Page:Juvenal and Persius by G. G. Ramsay.djvu/22

From Wikisource
Jump to navigation Jump to search
This page has been proofread, but needs to be validated.

INTRODUCTION

quod non dant proceres, dabit histrio. Tu Camerinos
Et Bareas, tu nobilium magna atria curas?
Praefectos Pelopea facit, Philomela tribunos.

(vii. 90-92.)

Erat tum in deliciis aulae histrio multique fautorum eius coltidie provehebantur. Venit ergo Iuvenalis in suspicionem, quasi tempora figurate notasset, ac statim per honorem militiae quamquam octogenarius urbe summotus est missusque ad praefecturam cohortis in extrema parte tendentis Aegypti. Id supplicii genus placuit, ut levi atque ioculari delicto par esset. Verum intra brevissimum tempus angore et taedio periit.
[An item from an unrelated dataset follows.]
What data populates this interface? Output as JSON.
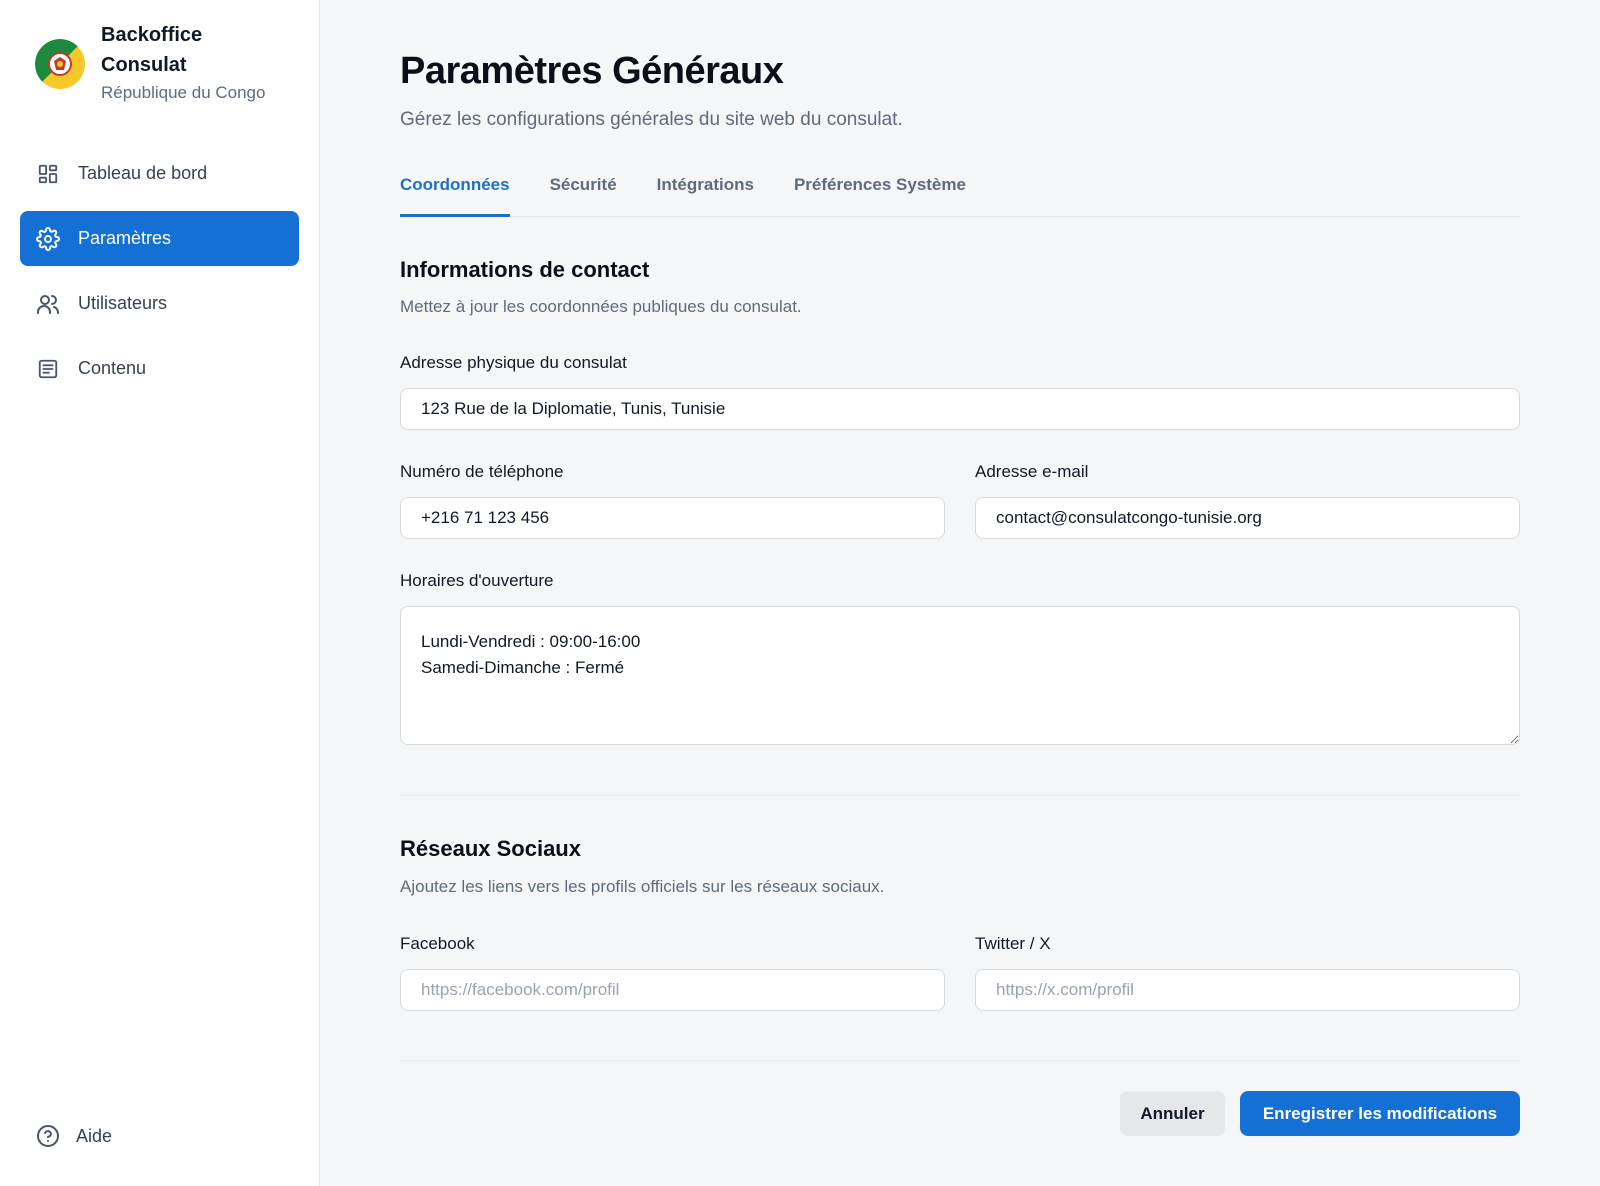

The first sentence of this Life contains no information that we are not prepared to accept. Nothing is more probable than that Juvenal had long practised himself in the art of declamation, and only embarked on publication when his reputation was established, and he felt confident of success. His recitations would at first be delivered to select coteries of congenial friends, in whose company he would forge out and perfect his biting epigrams, just as Tacitus is supposed to have done with his famous sententiae. It is quite probable, therefore, that such a passage as that quoted from Sat. vii. may originally have formed part of a private recitation, and have afterwards been incorporated in the more finished edition of the Satire when published. But in explaining the rest of the Life the early commentators were sadly at fault.